In looking over the puzzle for the review, I was again confronted with the QMC and NQMC conundrum which we often find at the turn. There were great examples of both:

Matter of great interest for the United States (DEBT)
Have something (AIL)
Provided an address (ORATED)

Going places? (JOHNS) - ha!
Rear-ended? (MOONED) - hilarious.

Other fun fill included YOLO and SLACKEDOFF. WETNAP and FATHEAD are always funny.

I know we see GROK in the grid with some frequency (roughly twice a year, according to XWord Info), but I especially liked its clue today (Comprehend). Grok is a word that was coined by Robert Heinlein in the sixties. Allow me to GEEKOUT a moment and share that I am currently re-reading the Ringworld series by Larry Niven. IMHO, he has come up with some very good neologisms himself, even if they haven't made it to the NYTX yet.

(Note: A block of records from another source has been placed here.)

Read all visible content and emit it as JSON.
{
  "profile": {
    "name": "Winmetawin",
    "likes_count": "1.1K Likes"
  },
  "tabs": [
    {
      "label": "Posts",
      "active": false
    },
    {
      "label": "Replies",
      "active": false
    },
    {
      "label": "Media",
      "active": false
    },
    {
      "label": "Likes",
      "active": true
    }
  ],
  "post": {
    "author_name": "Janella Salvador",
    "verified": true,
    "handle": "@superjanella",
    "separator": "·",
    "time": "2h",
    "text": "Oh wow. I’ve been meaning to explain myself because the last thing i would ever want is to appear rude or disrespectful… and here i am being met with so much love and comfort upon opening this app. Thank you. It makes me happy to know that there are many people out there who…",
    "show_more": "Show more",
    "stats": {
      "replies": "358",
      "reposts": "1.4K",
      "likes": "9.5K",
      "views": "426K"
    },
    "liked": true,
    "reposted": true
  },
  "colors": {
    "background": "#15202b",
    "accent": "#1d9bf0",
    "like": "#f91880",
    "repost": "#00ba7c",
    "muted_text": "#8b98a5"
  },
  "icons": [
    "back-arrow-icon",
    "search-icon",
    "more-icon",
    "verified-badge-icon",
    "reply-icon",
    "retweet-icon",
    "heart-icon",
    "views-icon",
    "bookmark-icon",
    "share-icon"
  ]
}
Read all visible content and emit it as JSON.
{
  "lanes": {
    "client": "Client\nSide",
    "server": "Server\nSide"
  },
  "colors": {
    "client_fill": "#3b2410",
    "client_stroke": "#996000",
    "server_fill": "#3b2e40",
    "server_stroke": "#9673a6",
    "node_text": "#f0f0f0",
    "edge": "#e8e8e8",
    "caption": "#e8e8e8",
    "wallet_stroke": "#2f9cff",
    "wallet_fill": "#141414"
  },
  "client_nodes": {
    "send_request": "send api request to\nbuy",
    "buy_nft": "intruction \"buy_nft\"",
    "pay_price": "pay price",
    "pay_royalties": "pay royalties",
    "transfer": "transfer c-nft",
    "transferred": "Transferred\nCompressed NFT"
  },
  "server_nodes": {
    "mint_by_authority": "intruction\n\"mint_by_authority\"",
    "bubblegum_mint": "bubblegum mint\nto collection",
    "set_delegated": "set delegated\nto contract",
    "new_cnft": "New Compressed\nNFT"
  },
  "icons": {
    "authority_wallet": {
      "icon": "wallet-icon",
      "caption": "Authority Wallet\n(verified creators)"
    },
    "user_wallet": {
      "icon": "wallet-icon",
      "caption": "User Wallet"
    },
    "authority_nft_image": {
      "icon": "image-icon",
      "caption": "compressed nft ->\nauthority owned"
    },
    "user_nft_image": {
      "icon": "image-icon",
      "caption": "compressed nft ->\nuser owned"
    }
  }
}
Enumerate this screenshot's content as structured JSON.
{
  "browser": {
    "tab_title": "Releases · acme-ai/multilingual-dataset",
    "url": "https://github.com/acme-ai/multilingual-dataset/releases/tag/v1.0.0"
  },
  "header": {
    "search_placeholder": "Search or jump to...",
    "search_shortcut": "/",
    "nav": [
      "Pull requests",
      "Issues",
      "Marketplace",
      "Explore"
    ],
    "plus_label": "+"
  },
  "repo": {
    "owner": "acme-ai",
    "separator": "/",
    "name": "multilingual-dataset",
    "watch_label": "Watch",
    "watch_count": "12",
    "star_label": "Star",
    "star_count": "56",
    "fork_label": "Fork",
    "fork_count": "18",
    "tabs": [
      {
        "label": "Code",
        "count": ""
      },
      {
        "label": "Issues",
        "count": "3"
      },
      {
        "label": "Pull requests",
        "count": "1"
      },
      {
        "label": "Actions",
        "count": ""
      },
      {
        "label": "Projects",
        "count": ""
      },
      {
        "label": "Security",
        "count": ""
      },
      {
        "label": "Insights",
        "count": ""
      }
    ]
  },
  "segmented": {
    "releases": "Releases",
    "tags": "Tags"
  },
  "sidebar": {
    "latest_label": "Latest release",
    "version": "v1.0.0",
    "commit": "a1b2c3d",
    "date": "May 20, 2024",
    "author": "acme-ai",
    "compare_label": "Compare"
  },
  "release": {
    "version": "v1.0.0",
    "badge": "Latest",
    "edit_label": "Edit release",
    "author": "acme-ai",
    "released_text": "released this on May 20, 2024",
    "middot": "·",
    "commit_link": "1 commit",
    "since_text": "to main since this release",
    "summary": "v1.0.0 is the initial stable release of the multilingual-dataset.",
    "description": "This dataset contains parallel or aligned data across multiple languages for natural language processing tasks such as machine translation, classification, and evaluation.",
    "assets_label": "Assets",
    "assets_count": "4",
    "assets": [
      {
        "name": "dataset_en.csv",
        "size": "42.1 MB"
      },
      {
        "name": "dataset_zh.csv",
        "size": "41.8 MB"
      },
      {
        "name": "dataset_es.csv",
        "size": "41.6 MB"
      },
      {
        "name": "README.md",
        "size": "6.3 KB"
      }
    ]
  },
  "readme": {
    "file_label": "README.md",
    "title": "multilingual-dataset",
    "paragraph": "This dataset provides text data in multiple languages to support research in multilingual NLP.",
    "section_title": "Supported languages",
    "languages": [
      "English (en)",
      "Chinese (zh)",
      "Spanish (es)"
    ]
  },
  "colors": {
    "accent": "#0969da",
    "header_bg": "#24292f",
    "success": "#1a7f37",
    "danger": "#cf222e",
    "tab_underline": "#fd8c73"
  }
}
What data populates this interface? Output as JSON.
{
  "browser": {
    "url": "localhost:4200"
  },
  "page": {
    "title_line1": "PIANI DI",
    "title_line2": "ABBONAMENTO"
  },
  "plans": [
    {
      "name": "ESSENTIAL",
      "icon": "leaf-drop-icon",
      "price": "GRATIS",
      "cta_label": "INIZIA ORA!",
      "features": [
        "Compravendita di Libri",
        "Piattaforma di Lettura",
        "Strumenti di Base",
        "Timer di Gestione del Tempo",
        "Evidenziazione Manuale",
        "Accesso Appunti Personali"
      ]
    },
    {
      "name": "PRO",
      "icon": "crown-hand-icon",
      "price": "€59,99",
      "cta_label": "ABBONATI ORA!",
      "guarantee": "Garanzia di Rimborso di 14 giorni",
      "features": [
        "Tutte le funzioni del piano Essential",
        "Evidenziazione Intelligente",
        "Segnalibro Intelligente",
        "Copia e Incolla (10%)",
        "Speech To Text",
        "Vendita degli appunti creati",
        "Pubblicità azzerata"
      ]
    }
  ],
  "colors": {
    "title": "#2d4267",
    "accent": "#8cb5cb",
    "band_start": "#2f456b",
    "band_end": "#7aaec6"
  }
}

And speaking of new words, I've got to try to memorize STAN (Extreme devotee, in modern lingo). It didn't slow me up too much, but even though I knew I had seen it in a previous puzzle, I couldn't bring it to mind. I did figure it out after I got all the downs. :|

By dunsta,2k10 - Own work, Public Domain,
In something akin to TSKTSKS, but obviously as a JOKE, I have been pointing out duplication between puzzles this week. I note a fraternal twin to yesterday's excellent "Character in 'Friends'" (SILENTI) in today's "Miscellaneous part?" (SILENTC). I love this type of clue, and am often fooled by it, but apparently not two days in a row. And here I thought XWord Info would prevent this kind of thing. SALLIEMAE.



  1. 19:03
    Fairly easy Friday for me, too. I, like ET59, was thinking more 1950s for 48A Obsolescent living room fixture, and was surprised when PLASMATV made itself known. I mean, I was thinking more of those old Curtis Mathes or Magnavox TVs that were floor models (three of which I needed to dispose of when we moved into the YBH). Nice-looking grid, IMO with decent long-ish answers. ASS is always nice to see, but a JIHAD is not. It's a shame that MSG and PDA start and finish the entries, and sad to say, I'm not too familiar with the Absolut competitor SVEDKA. Nice that FLATTOP and FATHEAD are adjacent.

  2. 12:39

    Since we're talking etymologies today, I'll mention that the modern use for the name STAN comes from Eminem's song of the same name (from a good album, also partially produced by Dr. DRE), about a rabid fan who resorts to senseless violence when his idol won't respond to his letters.

    And speaking of music, I like how banjo-heavy the top is, with CLAWHAMMER and BANJOPICK.

    We've got a PLASMATV on the wall, and I still love it. I'm not sure why they are now obsolete, but, well... sic transit gloria mundi I guess.

  3. 11:51
    I love the FATHEAD next to the FLATTOP. I had a hard time in the SE corner because I incorrectly put doG in for PIG, and then SPRout for SPRING. It took a bit, but I corrected it all before the final letter was put in. I too was not fooled at all by SILENTC. Do other people think that 37D: Charles Darwin contemporary (ASAGRAY) was too general? I mean, Dickens was a contemporary. Would you count Tolstoy as a contemporary? They lived at the same time, but almost certainly never had the opportunity to meet.